Args: entity: Entity name (e.g., "contacts", "companies")

Returns: JSON schema dict describing the entity structure, or None if not found.

Example: schema = connector.entity_schema("contacts") if schema: print(f"Contact properties: {list(schema.get('properties', {}).keys())}")

execute(self, entity: str, action: "Literal['list', 'get', 'context_store_search']", params: Mapping[str, Any] | None = None) ‑> Any : Execute an entity operation with full type safety.

This is the recommended interface for blessed connectors as it:

  • Uses the same signature as non-blessed connectors
  • Provides full IDE autocomplete for entity/action/params
  • Makes migration from generic to blessed connectors seamless

Args: entity: Entity name (e.g., "customers") action: Operation action (e.g., "create", "get", "list") params: Operation parameters (typed based on entity+action)

Returns: Typed response based on the operation

Example: customer = await connector.execute( entity="customers", action="get", params={"id": "cus_123"} )

list_entities(self) ‑> list[dict[str, typing.Any]] : Get structured data about available entities, actions, and parameters.

Returns a list of entity descriptions with:

  • entity_name: Name of the entity (e.g., "contacts", "deals")
  • description: Entity description from the first endpoint
  • available_actions: List of actions (e.g., ["list", "get", "create"])
  • parameters: Dict mapping action -> list of parameter dicts

Example: entities = connector.list_entities() for entity in entities: print(f"{entity['entity_name']}: {entity['available_actions']}")

ZendeskTalkReplicationConfig(**data: Any) : Replication Configuration - Settings for data replication from Zendesk Talk.

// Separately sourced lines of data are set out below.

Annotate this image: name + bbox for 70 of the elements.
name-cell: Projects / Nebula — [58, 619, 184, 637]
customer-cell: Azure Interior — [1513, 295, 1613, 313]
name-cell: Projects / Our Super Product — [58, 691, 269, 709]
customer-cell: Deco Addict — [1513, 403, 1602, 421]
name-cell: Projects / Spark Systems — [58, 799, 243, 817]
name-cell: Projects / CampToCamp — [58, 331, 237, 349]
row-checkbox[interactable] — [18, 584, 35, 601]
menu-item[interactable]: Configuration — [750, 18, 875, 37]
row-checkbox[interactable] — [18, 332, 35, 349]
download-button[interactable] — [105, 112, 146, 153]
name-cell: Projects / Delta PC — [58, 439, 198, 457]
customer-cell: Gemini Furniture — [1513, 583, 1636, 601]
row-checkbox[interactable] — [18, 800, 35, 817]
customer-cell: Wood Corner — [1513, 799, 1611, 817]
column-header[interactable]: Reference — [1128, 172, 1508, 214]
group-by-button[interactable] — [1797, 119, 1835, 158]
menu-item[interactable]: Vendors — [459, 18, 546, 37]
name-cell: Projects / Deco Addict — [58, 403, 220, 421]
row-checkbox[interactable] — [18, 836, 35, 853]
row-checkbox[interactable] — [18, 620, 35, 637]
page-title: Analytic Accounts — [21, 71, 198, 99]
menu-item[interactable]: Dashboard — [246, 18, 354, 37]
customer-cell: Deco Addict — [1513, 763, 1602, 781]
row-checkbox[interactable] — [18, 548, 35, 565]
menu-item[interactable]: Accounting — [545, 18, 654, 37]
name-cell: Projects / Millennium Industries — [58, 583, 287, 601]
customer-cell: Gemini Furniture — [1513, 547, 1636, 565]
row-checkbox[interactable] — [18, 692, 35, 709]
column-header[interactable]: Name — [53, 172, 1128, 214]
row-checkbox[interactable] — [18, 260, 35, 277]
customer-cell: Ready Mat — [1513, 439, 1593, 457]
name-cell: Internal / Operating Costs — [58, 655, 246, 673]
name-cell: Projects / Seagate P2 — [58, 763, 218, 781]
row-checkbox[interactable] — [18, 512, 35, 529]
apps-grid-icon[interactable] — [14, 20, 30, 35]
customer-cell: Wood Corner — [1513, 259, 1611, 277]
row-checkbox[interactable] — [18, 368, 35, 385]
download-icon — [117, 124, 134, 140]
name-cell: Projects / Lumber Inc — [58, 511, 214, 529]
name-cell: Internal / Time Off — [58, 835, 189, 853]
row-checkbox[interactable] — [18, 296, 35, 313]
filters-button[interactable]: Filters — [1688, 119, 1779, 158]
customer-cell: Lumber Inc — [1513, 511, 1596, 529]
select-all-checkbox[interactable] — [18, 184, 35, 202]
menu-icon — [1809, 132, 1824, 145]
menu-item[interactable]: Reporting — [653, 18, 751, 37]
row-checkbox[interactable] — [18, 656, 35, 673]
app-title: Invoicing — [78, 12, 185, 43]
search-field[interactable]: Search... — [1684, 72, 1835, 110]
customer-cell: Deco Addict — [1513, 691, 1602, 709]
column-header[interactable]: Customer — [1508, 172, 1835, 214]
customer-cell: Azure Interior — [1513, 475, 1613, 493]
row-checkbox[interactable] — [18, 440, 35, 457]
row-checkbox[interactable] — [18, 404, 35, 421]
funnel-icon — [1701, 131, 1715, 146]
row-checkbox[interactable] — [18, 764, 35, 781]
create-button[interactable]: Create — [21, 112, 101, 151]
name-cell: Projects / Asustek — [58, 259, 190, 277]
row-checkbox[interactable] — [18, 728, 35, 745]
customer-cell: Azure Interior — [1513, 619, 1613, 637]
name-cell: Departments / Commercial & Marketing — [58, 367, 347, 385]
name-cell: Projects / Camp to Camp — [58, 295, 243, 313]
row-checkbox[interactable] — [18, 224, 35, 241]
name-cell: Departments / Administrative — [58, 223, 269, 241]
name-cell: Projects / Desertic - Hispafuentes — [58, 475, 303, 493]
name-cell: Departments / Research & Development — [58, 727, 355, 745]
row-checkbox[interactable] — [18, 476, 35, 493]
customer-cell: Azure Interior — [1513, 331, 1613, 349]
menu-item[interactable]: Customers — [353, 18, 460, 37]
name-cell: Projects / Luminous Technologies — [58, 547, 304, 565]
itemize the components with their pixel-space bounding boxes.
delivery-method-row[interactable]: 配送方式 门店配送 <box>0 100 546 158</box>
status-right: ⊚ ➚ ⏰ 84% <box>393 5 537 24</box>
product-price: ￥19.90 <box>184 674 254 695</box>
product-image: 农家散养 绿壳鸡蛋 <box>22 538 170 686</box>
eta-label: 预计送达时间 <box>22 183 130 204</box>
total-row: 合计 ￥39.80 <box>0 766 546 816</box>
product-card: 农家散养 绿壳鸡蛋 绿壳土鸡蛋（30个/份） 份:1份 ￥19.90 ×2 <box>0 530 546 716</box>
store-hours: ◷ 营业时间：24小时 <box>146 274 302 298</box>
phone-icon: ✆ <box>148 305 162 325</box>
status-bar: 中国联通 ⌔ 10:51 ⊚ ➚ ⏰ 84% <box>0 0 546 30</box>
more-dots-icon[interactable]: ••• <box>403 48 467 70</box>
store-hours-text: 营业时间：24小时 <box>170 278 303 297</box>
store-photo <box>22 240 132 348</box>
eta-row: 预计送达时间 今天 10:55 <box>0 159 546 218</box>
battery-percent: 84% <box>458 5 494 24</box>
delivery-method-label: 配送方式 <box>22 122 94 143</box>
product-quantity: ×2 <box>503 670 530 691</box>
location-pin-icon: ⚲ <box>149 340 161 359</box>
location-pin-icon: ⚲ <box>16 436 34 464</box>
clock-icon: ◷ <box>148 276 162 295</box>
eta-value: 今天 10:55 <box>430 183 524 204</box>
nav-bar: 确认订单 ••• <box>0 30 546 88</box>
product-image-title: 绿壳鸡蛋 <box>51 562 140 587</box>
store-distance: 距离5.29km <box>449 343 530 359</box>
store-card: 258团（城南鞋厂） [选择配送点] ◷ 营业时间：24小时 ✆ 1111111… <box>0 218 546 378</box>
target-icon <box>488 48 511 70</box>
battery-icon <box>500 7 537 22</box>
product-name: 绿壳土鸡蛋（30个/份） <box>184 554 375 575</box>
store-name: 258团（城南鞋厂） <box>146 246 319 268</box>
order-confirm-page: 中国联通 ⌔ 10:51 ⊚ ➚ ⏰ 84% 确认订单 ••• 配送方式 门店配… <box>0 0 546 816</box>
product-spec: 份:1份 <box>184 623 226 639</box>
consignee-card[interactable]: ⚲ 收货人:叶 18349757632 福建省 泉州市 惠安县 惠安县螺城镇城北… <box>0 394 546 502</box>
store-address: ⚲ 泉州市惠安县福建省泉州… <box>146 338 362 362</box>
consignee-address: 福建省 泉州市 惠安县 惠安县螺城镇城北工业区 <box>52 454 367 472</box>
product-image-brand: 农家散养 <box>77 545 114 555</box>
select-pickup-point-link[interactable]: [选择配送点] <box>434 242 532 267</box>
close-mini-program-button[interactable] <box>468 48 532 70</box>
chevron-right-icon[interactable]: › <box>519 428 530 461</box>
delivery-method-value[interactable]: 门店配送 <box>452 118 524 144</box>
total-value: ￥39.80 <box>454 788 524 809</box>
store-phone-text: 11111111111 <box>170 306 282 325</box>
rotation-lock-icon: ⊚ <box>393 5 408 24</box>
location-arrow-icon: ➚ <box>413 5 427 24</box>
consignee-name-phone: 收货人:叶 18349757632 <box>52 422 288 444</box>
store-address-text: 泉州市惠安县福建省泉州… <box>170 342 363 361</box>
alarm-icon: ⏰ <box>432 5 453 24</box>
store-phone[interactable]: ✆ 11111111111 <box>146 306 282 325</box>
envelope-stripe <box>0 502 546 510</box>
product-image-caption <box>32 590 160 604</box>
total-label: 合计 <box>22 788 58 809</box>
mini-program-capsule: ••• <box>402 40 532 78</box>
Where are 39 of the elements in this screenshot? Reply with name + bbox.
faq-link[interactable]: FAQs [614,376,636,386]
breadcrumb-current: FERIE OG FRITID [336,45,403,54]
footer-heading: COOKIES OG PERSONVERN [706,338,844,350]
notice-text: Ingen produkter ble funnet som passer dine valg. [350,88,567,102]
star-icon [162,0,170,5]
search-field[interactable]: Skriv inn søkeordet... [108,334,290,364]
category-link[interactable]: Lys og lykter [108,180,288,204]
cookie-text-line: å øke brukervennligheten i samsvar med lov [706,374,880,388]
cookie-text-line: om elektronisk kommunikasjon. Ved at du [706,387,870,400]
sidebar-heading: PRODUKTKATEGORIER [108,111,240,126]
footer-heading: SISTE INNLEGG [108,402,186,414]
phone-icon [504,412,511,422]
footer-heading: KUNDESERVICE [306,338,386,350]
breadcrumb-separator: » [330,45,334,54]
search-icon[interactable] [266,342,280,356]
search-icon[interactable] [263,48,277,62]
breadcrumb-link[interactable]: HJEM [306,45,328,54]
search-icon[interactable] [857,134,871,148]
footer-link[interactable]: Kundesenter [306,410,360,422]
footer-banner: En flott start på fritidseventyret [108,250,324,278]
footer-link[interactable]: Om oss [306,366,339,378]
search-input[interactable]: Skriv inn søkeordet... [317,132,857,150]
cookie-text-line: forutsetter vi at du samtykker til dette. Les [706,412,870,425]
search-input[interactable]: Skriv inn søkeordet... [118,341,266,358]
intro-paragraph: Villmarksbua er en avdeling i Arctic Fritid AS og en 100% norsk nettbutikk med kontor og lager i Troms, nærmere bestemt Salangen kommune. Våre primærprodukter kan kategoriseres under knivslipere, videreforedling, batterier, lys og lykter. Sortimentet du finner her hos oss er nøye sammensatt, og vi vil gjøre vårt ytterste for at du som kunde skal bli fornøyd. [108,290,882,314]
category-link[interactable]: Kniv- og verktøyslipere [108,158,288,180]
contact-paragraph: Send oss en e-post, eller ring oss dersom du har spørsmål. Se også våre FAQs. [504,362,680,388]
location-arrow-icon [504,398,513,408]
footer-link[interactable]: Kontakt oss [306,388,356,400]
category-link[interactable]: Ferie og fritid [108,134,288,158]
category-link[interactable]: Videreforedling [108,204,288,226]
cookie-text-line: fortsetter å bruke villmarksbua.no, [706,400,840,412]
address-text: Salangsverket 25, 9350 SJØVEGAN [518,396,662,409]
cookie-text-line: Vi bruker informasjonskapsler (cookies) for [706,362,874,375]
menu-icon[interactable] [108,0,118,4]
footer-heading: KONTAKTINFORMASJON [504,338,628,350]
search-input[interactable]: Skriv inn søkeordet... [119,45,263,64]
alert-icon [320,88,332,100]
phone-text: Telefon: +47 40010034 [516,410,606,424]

Create a new model by parsing and validating input data from keyword arguments.

Raises [ValidationError][pydantic_core.ValidationError] if the input data cannot be validated to form a valid model.

self is explicitly positional-only to allow self as a field name.

Ancestors (in MRO)

  • pydantic.main.BaseModel

Class variables

model_config : The type of the None singleton.

start_date: str : UTC date and time in the format YYYY-MM-DDT00:00:00Z from which to start replicating data.